There was a worldwide outcry in 2001 when the gigantic sixth-century Buddhas of the Bamyan valley in Afghanistan were dynamited by the Taliban. Other treasures have suffered decay as a result of indifference or neglect.

"For the first time," said Ho, "the conservation of Buddhist art will be the focus of academic and practical study rather than being a sideline or ignored completely." Among other themes, postgraduates will explore how far western conservation methods are appropriate to Buddhist art – for instance, some believe monastery wall paintings are too sacred to be touched by anyone but monks.

The Ho family fortune is derived from the shipping and property empire of Sir Robert Ho Tung (1862-1955), a philanthropist who gave much of his fortune to educational, cultural and medical causes. His wife, Clara Cheung, supported orphanages and homes for the blind. Their son, Ho Shai-lai, and grandson Robert HN Ho inherited the philanthropic gene and the great-grandson, Robert YC Ho, has devoted himself to cultural and medical research.

The Courtauld donation comes four years after the foundation funded its first significant museum project in the UK – a ground-breaking gallery for Buddhist sculpture, which houses an important collection in London's Victoria & Albert museum. The objects on view range from monumental Chinese temple sculptures to tiny portable gilded Buddhas.

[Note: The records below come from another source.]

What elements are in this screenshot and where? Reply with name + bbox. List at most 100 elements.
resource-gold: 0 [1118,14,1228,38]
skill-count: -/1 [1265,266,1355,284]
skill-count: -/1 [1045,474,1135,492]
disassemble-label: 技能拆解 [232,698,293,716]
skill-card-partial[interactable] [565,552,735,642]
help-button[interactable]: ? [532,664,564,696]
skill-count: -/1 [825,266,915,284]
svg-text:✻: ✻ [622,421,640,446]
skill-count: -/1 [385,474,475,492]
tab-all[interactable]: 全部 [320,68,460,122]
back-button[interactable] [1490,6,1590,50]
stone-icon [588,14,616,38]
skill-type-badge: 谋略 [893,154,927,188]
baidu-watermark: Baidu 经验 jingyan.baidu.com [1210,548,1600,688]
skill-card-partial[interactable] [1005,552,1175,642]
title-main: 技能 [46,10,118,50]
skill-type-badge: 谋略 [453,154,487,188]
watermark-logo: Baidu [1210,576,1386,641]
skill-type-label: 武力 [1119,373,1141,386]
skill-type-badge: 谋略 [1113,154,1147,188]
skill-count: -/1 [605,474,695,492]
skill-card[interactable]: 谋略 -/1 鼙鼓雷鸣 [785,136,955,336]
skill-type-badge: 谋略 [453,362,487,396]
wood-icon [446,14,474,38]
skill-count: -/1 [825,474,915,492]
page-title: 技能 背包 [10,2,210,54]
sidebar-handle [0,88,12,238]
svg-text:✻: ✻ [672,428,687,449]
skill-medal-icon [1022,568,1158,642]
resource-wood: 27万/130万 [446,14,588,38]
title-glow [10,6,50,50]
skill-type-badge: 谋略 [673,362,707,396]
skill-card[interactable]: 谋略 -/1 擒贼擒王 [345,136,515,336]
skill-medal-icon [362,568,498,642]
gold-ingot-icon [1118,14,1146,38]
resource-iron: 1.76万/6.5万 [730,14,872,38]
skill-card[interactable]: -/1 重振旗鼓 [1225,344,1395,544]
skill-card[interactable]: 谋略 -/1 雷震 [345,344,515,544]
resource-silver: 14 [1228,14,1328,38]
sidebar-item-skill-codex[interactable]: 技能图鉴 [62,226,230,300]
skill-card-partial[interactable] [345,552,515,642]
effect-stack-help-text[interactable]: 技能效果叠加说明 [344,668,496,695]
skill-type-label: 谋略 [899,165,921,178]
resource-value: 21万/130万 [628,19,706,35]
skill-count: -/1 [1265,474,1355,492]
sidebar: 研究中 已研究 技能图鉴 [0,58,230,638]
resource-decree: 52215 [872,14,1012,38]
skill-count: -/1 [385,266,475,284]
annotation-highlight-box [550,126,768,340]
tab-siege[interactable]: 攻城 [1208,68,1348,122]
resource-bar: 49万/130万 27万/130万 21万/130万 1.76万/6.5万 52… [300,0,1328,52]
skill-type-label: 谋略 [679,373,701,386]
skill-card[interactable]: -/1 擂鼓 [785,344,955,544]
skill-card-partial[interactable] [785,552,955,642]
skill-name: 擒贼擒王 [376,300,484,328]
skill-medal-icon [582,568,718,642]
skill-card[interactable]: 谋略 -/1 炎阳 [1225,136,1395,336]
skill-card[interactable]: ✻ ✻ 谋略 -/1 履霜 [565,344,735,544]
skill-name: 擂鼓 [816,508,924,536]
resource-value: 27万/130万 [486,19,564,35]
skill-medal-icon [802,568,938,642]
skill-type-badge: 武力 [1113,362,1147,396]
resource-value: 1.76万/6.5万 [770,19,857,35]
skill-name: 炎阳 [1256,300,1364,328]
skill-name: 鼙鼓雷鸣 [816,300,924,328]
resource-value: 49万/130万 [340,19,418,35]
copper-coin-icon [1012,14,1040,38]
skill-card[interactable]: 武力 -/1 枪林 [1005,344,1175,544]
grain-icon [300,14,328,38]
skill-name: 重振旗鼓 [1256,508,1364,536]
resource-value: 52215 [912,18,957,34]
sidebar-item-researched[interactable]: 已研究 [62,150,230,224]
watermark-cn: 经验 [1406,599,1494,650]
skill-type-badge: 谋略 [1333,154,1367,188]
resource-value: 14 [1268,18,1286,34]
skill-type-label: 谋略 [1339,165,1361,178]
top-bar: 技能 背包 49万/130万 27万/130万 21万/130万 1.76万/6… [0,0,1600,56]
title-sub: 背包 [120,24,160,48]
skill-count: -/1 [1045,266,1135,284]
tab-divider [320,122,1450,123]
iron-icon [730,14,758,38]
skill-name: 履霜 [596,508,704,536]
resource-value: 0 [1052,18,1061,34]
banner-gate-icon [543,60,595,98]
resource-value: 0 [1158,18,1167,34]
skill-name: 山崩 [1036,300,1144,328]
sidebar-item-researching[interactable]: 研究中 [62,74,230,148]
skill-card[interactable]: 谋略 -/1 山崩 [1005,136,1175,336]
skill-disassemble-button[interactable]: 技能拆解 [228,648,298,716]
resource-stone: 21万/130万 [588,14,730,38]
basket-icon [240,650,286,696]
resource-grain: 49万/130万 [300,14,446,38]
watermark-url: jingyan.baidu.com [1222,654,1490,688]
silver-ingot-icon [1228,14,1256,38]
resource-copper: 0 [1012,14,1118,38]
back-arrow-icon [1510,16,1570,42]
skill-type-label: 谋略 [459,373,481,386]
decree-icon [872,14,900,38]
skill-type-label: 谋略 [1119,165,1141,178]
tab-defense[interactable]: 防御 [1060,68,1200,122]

London also boasts important Buddhist collections in the British Museum and the British Library, as well as, at Soas, the highest concentration of students of Buddhist studies at any university outside Asia. The Courtauld will collaborate with Soas on its new degree.

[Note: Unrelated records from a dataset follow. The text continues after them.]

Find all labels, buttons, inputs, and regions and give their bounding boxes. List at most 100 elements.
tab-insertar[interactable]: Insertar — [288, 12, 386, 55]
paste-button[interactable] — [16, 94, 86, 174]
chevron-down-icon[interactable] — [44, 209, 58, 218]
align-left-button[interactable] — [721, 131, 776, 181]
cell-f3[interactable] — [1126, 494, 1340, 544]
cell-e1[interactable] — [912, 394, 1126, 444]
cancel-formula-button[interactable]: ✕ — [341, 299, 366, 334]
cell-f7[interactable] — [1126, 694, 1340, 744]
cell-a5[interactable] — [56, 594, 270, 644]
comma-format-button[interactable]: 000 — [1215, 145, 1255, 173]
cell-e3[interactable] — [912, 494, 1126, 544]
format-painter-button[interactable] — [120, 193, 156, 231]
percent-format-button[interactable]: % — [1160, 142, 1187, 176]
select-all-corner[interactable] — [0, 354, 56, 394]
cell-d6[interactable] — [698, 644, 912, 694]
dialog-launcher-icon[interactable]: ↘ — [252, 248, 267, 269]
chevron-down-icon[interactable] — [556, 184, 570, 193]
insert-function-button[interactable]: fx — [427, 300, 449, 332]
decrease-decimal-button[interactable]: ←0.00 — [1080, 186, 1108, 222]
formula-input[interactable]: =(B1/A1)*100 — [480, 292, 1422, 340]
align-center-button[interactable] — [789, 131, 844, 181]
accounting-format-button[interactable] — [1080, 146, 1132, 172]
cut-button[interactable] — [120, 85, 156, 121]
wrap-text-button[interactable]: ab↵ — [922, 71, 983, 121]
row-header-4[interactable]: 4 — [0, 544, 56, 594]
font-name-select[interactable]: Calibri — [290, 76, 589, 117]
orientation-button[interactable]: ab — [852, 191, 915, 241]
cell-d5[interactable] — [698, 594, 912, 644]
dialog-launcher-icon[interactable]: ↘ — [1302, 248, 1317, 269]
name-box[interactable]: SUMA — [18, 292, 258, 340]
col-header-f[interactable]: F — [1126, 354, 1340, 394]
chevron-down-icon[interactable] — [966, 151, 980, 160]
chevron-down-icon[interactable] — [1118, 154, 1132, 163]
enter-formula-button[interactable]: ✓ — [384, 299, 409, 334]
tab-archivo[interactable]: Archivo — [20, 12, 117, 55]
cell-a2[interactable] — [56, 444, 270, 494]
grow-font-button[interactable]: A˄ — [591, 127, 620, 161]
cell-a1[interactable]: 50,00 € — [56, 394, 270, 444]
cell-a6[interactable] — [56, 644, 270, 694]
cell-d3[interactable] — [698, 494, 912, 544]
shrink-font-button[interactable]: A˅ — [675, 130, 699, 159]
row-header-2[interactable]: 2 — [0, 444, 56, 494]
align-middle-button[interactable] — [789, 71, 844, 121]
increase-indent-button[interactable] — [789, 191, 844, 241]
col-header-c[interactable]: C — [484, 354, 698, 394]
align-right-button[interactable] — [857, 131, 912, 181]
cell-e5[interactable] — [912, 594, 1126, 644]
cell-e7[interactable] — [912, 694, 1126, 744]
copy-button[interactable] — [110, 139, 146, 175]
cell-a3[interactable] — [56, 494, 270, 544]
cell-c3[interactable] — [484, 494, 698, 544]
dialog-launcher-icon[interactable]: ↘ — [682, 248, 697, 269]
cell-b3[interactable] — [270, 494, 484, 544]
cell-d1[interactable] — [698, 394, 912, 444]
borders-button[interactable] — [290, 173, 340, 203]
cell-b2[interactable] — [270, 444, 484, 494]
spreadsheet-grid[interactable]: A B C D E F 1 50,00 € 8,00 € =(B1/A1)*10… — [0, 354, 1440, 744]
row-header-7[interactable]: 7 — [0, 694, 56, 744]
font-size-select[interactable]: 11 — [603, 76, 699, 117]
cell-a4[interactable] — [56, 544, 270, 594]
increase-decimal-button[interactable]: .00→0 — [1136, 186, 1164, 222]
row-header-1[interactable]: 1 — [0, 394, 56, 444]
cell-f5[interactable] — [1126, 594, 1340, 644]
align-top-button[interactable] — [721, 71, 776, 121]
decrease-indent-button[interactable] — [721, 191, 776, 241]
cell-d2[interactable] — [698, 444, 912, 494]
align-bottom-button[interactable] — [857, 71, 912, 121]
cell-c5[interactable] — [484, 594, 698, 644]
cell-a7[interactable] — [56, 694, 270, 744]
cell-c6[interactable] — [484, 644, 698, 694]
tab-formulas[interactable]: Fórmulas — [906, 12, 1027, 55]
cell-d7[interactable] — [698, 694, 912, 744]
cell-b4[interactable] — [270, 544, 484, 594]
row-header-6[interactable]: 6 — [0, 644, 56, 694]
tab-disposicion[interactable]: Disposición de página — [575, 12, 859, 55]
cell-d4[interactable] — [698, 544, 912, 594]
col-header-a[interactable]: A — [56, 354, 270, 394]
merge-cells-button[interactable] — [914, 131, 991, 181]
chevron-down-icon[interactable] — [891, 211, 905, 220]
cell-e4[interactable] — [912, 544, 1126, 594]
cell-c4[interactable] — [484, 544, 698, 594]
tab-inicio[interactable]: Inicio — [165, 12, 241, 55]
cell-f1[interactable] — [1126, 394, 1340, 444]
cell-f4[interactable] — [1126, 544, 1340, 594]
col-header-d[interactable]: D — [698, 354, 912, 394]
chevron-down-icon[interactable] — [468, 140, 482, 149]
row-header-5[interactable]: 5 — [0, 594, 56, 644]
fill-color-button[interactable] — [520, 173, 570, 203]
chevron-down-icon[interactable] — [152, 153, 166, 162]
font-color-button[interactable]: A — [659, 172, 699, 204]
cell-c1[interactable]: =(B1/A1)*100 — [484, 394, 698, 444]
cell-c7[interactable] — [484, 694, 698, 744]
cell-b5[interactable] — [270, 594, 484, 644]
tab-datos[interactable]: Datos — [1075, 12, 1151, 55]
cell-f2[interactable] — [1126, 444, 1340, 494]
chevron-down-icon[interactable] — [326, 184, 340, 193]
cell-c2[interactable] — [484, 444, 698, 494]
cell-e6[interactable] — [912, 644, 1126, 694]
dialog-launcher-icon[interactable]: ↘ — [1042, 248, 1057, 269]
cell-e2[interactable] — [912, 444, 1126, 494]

The Courtauld's conservation of wall painting department has recently focused research and conservation increasingly on Asia and the new programme will build on its work in China, India and Bhutan.

As the Observer reported last year, Courtauld experts have had unique access to Bhutan's hidden heritage, where many temples and objects are so remote that few westerners have ever seen them. They were astonished by the exquisite quality and technical sophistication of paintings that were largely unknown in the west.

The Courtauld experts are also working in China, teaching at Dunhuang – site of the Caves of the Thousand Buddhas – and will be taking their conservation expertise to the Indian Himalayas.

Many of these historic sites are also opening up to the west. Professor David Park of the Courtauld institute, who has been instrumental in setting up the new MA course, said: "Quite a few monasteries are building their own museums. They like tourists coming."

Bhutan, once very insular, is now opening up to outsiders.

The endowment coincides with the International Buddhist Film Festival in London this week – with films and documentaries, including one on the life of Buddha narrated by Richard Gere – and a visit to London by the Dalai Lama, who will receive the £1.1m Templeton Prize for Progress in Religion at a presentation on 14 May in a different place of worship – St Paul's Cathedral.

EASTERN JEWELS

Mogao Grottoes, above, Dunhuang, China

World Heritage Site. The world's largest complex of Buddhist wall paintings (over 45,000 sq metres) in 500 cave temples from the 4th to 14th centuries.

Borobudur, Indonesia

World Heritage Site. Vast sculptural 9th century decoration, including more than 3,000 high-quality sculptures.

Ajanta, India

World Heritage Site. Begun in the 2nd century BC, the wall paintings of the Ajanta caves were hugely influential.

The Diamond Sutra, British Library

Dated 868, this Chinese copy of the Diamond Sutra is the world's earliest surviving dated printed book.

Ancient Nara, Japan

World Heritage Site. Capital of Japan in 8th century, the temples and shrines include the Great Buddha Hall of the Todai-ji, largest wooden building in the world with the largest bronze Buddha.